Curriculum-dependent professional development. The professional development that we provide focuses on specific learning goals and on specific instructional criteria, and these learning goals and instructional criteria then get interpreted in terms of the materials that each teacher is using. The professional development is designed to be applicable to all four of the textbooks that the teachers are using. Discussions center on the instructional criteria and the learning goals, and the teachers work with cases from their own classrooms and textbooks. The professional development is offered separately in each state, but the format, content, and activities are the same. Only when analyzing the videotapes of their classes are the teachers paired with teachers using the same textbook so that the discussions become textbook specific.
Inevitably, this way of organizing professional development is going to lead to a certain amount of sharing of ideas and resources between teachers using different materials. Some of the texts are better aligned with the learning goals and some offer more pedagogical support for teachers than others. Sharing across text materials could very well lead teachers to use lessons and activities from the other texts that are not consistent with the design principles of the textbook they are using. Because we wanted, at least in the first phase of the study, to test the effect of the curriculum itself on teacher behavior and student learning, any amount of sharing of resources between teachers dilutes that curricular effect. This is why we do not offer our own supplementary materials for use by the teachers.
There are other factors working against the idea of a “pure” application of the curriculum. For instance, we have found that teachers vary considerably in their commitment to their curriculum materials. Some teachers that we thought were using a given material later told us that they used it only as a supplement or, conversely, that they supplemented it heavily with other materials. Variation in the materials used and in the way those materials are used challenges our capacity to ground professional development in the practice of each teacher and to answer certain research questions. Whether it would be more effective to intentionally design professional development around the activities, contexts, and representations in specific texts or not is something that we will have to decide for the second phase of this study.
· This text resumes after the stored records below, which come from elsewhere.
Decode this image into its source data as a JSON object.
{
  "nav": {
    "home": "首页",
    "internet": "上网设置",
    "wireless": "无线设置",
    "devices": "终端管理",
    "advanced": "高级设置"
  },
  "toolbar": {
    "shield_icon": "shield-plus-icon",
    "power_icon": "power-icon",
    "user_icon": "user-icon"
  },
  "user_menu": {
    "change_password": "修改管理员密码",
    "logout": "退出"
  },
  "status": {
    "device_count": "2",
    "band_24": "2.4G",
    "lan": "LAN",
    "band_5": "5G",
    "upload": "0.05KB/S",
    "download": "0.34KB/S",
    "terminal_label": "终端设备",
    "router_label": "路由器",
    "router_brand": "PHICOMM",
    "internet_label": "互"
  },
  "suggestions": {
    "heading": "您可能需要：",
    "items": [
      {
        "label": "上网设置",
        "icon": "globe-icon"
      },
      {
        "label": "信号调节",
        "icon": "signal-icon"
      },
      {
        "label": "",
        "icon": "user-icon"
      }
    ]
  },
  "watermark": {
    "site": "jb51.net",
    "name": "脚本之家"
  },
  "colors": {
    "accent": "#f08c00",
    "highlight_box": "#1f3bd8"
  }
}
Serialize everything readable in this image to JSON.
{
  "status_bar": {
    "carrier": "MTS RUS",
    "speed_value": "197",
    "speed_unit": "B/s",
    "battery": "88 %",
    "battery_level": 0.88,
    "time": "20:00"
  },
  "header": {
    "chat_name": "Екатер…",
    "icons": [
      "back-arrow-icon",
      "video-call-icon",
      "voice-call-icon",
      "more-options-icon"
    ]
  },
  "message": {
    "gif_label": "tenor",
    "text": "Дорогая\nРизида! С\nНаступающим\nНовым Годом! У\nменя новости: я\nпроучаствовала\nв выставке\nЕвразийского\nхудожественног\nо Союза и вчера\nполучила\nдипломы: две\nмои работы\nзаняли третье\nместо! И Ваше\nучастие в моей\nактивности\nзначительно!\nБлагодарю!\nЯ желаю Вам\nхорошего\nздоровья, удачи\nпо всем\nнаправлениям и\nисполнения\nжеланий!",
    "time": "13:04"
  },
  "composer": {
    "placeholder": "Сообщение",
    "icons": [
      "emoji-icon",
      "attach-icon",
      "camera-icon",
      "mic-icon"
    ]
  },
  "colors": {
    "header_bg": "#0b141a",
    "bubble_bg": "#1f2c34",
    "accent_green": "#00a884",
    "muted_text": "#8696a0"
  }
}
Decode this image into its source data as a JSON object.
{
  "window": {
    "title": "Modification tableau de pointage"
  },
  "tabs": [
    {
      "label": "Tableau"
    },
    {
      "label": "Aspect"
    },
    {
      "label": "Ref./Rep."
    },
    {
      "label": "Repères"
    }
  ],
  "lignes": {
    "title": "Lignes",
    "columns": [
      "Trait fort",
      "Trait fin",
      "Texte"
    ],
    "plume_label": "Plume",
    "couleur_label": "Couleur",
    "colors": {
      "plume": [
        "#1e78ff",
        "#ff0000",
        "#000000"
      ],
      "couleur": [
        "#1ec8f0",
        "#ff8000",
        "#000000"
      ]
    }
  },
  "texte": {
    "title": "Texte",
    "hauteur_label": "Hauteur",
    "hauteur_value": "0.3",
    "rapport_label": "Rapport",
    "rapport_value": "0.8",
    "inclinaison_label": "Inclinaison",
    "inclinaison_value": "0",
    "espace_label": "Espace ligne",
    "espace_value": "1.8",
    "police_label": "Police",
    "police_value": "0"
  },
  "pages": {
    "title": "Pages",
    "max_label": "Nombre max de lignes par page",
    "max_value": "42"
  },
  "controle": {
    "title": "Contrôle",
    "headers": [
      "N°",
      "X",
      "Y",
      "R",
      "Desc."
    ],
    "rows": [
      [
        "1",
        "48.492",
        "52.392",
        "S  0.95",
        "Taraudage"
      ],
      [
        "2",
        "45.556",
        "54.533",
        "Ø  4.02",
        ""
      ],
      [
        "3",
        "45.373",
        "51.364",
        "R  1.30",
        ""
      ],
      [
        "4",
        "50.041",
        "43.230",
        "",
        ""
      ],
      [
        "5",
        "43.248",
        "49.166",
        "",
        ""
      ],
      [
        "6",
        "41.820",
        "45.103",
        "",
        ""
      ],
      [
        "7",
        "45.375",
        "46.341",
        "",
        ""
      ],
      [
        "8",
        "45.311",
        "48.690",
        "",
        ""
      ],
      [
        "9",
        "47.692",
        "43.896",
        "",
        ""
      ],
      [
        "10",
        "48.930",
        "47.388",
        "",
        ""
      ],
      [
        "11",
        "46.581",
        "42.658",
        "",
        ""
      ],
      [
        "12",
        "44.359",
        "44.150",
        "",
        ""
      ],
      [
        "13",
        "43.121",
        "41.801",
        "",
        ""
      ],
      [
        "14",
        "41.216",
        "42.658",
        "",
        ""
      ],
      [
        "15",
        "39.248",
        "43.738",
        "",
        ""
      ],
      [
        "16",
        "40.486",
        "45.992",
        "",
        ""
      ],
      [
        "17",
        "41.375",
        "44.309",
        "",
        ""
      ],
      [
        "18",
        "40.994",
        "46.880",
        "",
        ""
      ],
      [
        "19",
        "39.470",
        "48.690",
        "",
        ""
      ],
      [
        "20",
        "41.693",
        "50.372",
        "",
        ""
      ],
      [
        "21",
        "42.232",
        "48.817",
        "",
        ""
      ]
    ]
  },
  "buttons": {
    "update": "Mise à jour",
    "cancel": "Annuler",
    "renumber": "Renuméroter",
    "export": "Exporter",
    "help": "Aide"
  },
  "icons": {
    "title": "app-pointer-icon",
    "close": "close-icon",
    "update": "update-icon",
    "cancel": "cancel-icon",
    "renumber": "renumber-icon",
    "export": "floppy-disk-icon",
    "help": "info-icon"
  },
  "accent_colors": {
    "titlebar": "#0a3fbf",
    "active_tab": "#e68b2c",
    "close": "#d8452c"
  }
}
Audience. The teacher participants in our study vary according to the length of prior experience they have had with their respective mathematics curricula and the amount of professional development they have had on those materials. This means that in some cases we are working with teachers who have just begun to use the materials and may not yet have a full grasp of their intent. (See Ershler, 2001, for a discussion of the special challenges inherent in providing professional development to novice teachers.) In other cases the teachers are very familiar with the materials and are ready to move on to more in-depth analysis of their teaching of those materials. It is certainly of interest to know how familiar teachers need to be with the curriculum materials they are using before professional development like ours is effective, but because of limited time and resources, we are planning to limit the second phase of the study to relatively experienced teachers. It is important to point out that even though we will most likely not be able to do this ourselves, we do believe that testing the impact of this kind of professional development on novice teachers is a useful study. Similarly, it would be useful to know to what extent pre-service teacher education students can make use of these ideas and experiences.
(4) Student Assessment. Developing and refining appropriate instruments for measuring student learning within the context of this study are critical steps. To ensure the quality of the results of these assessments and their suitability for the purposes of our investigations, we have focused our attention on the following issues related to the assessment process.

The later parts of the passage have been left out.